Por lo que nos contaron, la sala de billar hacía las veces de «lonja» donde se establecían los contactos, y donde incluso por una «prima» de tres mil dólares el kilo se podía asegurar la «mercancía» en caso de que el viaje no se «coronase» a plena satisfacción del contratante. Por lo que sé, ese sistema de seguros tan sólo duró tres años.

El fulano «marcado» se llamaba Guerrero, lo recuerdo muy bien: Alberto Guerrero, y por lo que Ramiro me explicó se había quedado con la «mercancía» de un socio que estaba ahora en la cárcel y andaba buscando la forma de hacerla llegar a Miami.

Era ese socio el que hacía el encargo, y aunque no podía cubrir la tarifa, había que tener en cuenta que estando encerrado no disponía de suficiente liquidez, por lo que se le podía dejar una parte al fiado.

No. No es costumbre.

Una muerte no es como un televisor, que puede pagarse a plazos, pero en este caso el cliente era serio y había que tener en cuenta las circunstancias. Que un socio te robe y además te mande a la cárcel no es de recibo.

—Cuando Alberto Guerrero se inclina sobre la mesa, es como si hubiera cuatro bolas —me explicó Ramiro—. Y la más grande es su cabeza.

Lo vi nada más entrar, jugando en el rincón de la izquierda, y era tan alto que cuando se erguía su rostro quedaba por encima de la lámpara, por lo que permanecía casi siempre en penumbras y resultaba muy difícil distinguirle las facciones.

Jugaba pero que muy bien, con carambolas de auténtica fantasía que consiguieron que durante unos minutos me olvidara de la razón de mi presencia allí, fascinado, al igual que una docena larga de mirones, por la increíble facilidad con que manejaba el taco y la delicadeza con que tocaba la bola para darle el efecto exacto y colocarla allí donde quería.

Jugaba contra el dueño del local; una especie de ballena sudorosa que había llegado a subcampeón panamericano, y aunque el gordo tenía sin duda más oficio y le iba ganando, el juego del calvo llamaba la atención por su exquisita belleza.

Naturalmente.

Enséñeme un chico de la calle que no se haya pasado media vida metido en un billar y me enseñará un marciano.

El panameño tenía madera de maestro y yo sabía apreciarlo.

Y eso constituyó un gran fallo.

Cuando tienes que dar de baja a alguien no debes involucrarte nunca en nada que le ataña, o experimentar por él ningún tipo de sentimiento, ni aun el tan intrascendente de desear que gane una simple partida de billar contra un gordo grasiento.

¡Qué error, señor! ¡Qué error tan imperdonable! Era muy cierto aquello de que cuando Alberto Guerrero se inclinaba sobre la mesa su monda cabeza semejaba una bola, con un cráneo tan redondo como no he visto ningún otro, pero aunque era ese blanco perfecto el que reclamaba mi atención en el momento en que saqué mi arma creyendo que no podía fallar a menos de tres metros de distancia, la carambola que consiguió me distrajo una décima de segundo; apenas el tiempo que dura un pestañeo, pero lo suficiente como para que el gordo percibiese el brillo del cañón al penetrar bajo el haz de luz, y con una rapidez de reflejos, inconcebible en un tipo de su aspecto, me arreó tal golpe con el taco de billar que me partió en dos la muñeca.

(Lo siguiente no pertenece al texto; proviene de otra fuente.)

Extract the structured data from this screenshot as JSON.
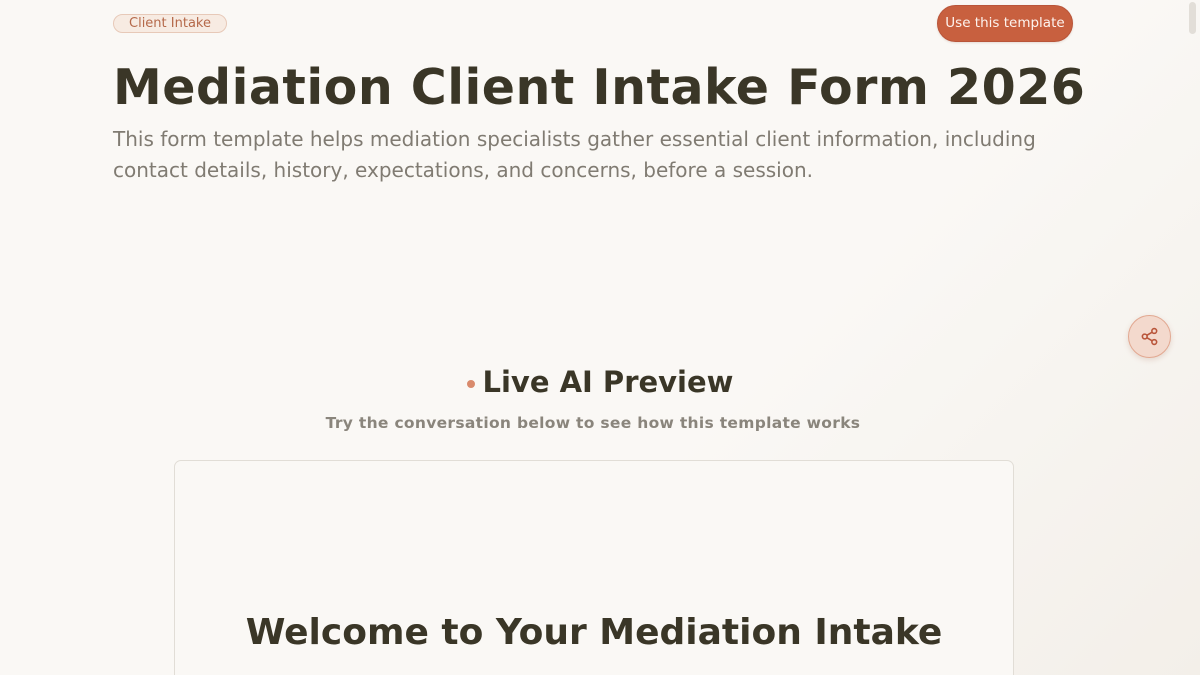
{
  "header": {
    "tag": "Client Intake",
    "cta_label": "Use this template"
  },
  "hero": {
    "title": "Mediation Client Intake Form 2026",
    "subtitle": "This form template helps mediation specialists gather essential client information, including contact details, history, expectations, and concerns, before a session."
  },
  "preview": {
    "title": "Live AI Preview",
    "caption": "Try the conversation below to see how this template works",
    "card_heading": "Welcome to Your Mediation Intake"
  },
  "icons": {
    "share": "share-icon"
  },
  "colors": {
    "accent": "#c8603f",
    "accent_soft": "#f3d9cd",
    "text_dark": "#3a3627",
    "text_muted": "#807b72",
    "background": "#faf8f5"
  }
}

Como lo oye. Y en lugar de la
cabeza
del panameño, fue la bola roja la que saltó en pedazos metiéndole una esquirla en la quijada.

La pistola había ido a parar a casa del carajo, pero en el acto cinco tipos sacaron las suyas, y estaba claro que no lo hacían con la amable intención de prestármela para que rematara mi tarea, sino más bien la de freírme a tiros, por lo que tuve que rodar bajo las mesas, correr como un conejo y lanzarme al fin a través del ventanal para caer sobre un coche aparcado y ocultarme en un cubo de basura.

Sangraba como un cerdo por más de una veintena de lugares, tenía cristales hasta en el culo, y al caer me había roto dos costillas aparte de la fractura de la muñeca.